En lignes et en courbes
Dans une architecture spectaculaire signée par l’agence Saota, l’architecte Thierry Lemaire a aménagé un intérieur sur mesure tout en fluidité. Une forme de modernité intemporelle.
Sur les rives du lac Léman, l’architecte Thierry Lemaire a réaménagé un intérieur tout en fluidité dans une architecture contemporaine spectaculaire.
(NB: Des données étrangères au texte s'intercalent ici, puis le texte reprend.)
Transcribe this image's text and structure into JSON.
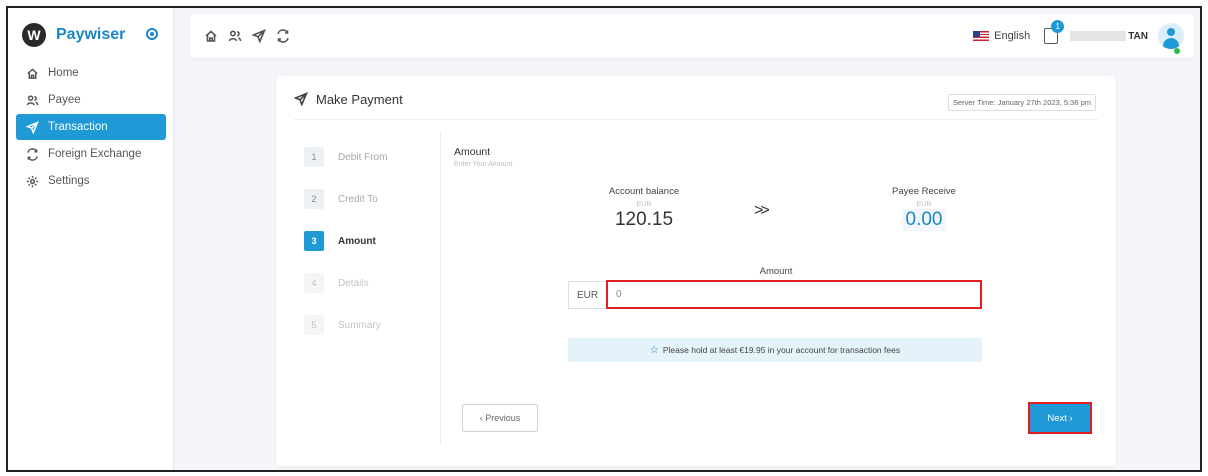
{
  "app": {
    "name": "Paywiser",
    "logo_letter": "W",
    "accent": "#1f9ad6",
    "highlight": "#e01f25"
  },
  "sidebar": {
    "items": [
      {
        "label": "Home",
        "icon": "home-icon",
        "active": false
      },
      {
        "label": "Payee",
        "icon": "users-icon",
        "active": false
      },
      {
        "label": "Transaction",
        "icon": "send-icon",
        "active": true
      },
      {
        "label": "Foreign Exchange",
        "icon": "exchange-icon",
        "active": false
      },
      {
        "label": "Settings",
        "icon": "gear-icon",
        "active": false
      }
    ]
  },
  "topbar": {
    "icons": [
      "home-icon",
      "users-icon",
      "send-icon",
      "exchange-icon"
    ],
    "language": "English",
    "notification_count": "1",
    "username": "TAN"
  },
  "page": {
    "title": "Make Payment",
    "server_time": "Server Time: January 27th 2023, 5:36 pm"
  },
  "steps": [
    {
      "num": "1",
      "label": "Debit From"
    },
    {
      "num": "2",
      "label": "Credit To"
    },
    {
      "num": "3",
      "label": "Amount"
    },
    {
      "num": "4",
      "label": "Details"
    },
    {
      "num": "5",
      "label": "Summary"
    }
  ],
  "amount_section": {
    "title": "Amount",
    "subtitle": "Enter Your Amount",
    "account_balance_label": "Account balance",
    "account_balance_currency": "EUR",
    "account_balance_value": "120.15",
    "arrow": ">>",
    "payee_receive_label": "Payee Receive",
    "payee_receive_currency": "EUR",
    "payee_receive_value": "0.00",
    "amount_label": "Amount",
    "currency_prefix": "EUR",
    "amount_value": "0",
    "notice": "Please hold at least €19.95 in your account for transaction fees"
  },
  "buttons": {
    "previous": "‹  Previous",
    "next": "Next  ›"
  }
}
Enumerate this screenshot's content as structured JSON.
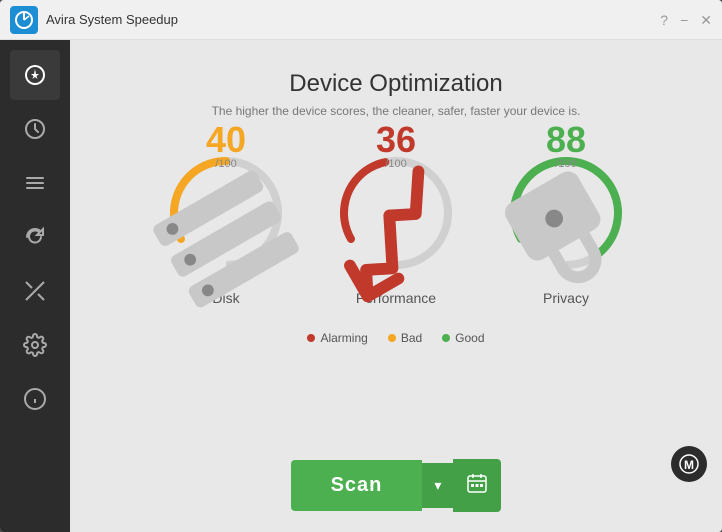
{
  "titlebar": {
    "title": "Avira System Speedup",
    "help_label": "?",
    "minimize_label": "−",
    "close_label": "✕"
  },
  "sidebar": {
    "items": [
      {
        "label": "⏱",
        "name": "dashboard",
        "active": true
      },
      {
        "label": "🕐",
        "name": "history"
      },
      {
        "label": "☰",
        "name": "tasks"
      },
      {
        "label": "⟳",
        "name": "refresh"
      },
      {
        "label": "✂",
        "name": "tools"
      },
      {
        "label": "⚙",
        "name": "settings"
      },
      {
        "label": "ℹ",
        "name": "info"
      }
    ]
  },
  "page": {
    "title": "Device Optimization",
    "subtitle": "The higher the device scores, the cleaner, safer, faster your device is."
  },
  "gauges": [
    {
      "name": "disk",
      "label": "Disk",
      "score": "40",
      "outof": "/100",
      "color": "#f5a623",
      "percent": 40,
      "icon": "💾",
      "icon_color": "#f5a623"
    },
    {
      "name": "performance",
      "label": "Performance",
      "score": "36",
      "outof": "/100",
      "color": "#c0392b",
      "percent": 36,
      "icon": "📈",
      "icon_color": "#c0392b"
    },
    {
      "name": "privacy",
      "label": "Privacy",
      "score": "88",
      "outof": "/100",
      "color": "#4caf50",
      "percent": 88,
      "icon": "🔒",
      "icon_color": "#4caf50"
    }
  ],
  "legend": [
    {
      "label": "Alarming",
      "color": "#c0392b"
    },
    {
      "label": "Bad",
      "color": "#f5a623"
    },
    {
      "label": "Good",
      "color": "#4caf50"
    }
  ],
  "scan_button": {
    "label": "Scan",
    "dropdown_icon": "▾",
    "calendar_icon": "📅"
  },
  "floating_badge": {
    "icon": "Ⓜ"
  }
}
Non, nous ne sommes pas dans un James Bond. Et le méchant Goldfinger ne va pas surgir pour nous galvaniser. Il faut avouer que cette maison nichée au milieu des montagnes suisses aurait sans doute plu à Sir Ken Adam, le scénographe culte de la saga 007… Elle a été commandée à l’agence sud-africaine Saota par son propriétaire, qui n’a pas été déçu. Mais encore fallait-il que l’intérieur soit à la hauteur pour rivaliser avec cette coque spectaculaire. Arrivé sur place, l’architecte Thierry Lemaire a tout de suite saisi l’enjeu : « Il fallait travailler dans l’esprit d’un projet très contemporain, une maison très belle qui n’a pas un seul angle droit. » Autrement dit, savoir s’adapter à ses immenses espaces ouverts sur l’extérieur et en préserver la fluidité, tout en imaginant la déambulation à travers ces centaines de mètres carrés avec quatre chambres, home cinéma, cave à vin, piscines indoor et outdoor comprises. Sans oublier une importante collection d’art moderne et contemporain qui fait la fierté du maître de maison. Voici pour le cahier des charges, présenté au cours d’un entretien de quinze minutes entre deux avions. Thierry Lemaire confirme : « C’est quelqu’un qui aime monter des projets et voulait se faire plaisir en accrochant ses tableaux chez lui. Pour le reste, tout a été très simple : les validations ont pris une heure, c’était noir ou blanc, et heureusement l’équipe sur place était excellente. » Ainsi, au bout de six mois d’étude, le projet était fin prêt. « J’ai gardé le contraste bois pierre béton, explique l’architecte, pour rester dans les matières brutes et sobres, sans tomber dans les tendances de la décoration et surtout éviter le kitsch. J’aime cet esprit classique architectural à la Mies van der Rohe car il est assez
intemporel, pas nécessairement dans l’air du temps. Et puis, quand la boîte est belle, la suite est une évidence. »
Plutôt que de se limiter aux grands noms du marché de l’art, Thierry Lemaire a préféré se laisser guider par les lieux et dessiner sur mesure pratiquement les trois quarts du mobilier, créant des solutions d’aménagement qui multiplient les effets de matière. Dès l’entrée, les cuivres se mélangent entre le vert et le rouge, tel un écho au quadrillage contemporain du moucharabieh réalisé sur mesure pour la douche. Et s’il a fallu imaginer les choses en grand, comme ce canapé XXL qui enveloppe le grand salon, c’est dans le détail que Thierry Lemaire a voulu aussi faire la différence, du calepinage des sols à la mosaïque commandée à Béatrice Serre pour la cuisine. Quelques éléments chinés sont ensuite venus compléter l’ensemble, rythmés çà et là par une toile de Lucio Fontana ou un fauteuil d’Ignazio Gardella. Juste ce qu’il faut pour équilibrer les époques, sans se laisser vampiriser par les années 1950. Ou comment créer son propre espace-temps, au-delà des époques, comme nous l’avoue Thierry Lemaire : « J’espère que ce projet sera encore bien dans vingt ans. » Bel objectif.
Les formes fluides et aériennes du béton contrastent avec la géométrie des immenses baies vitrées.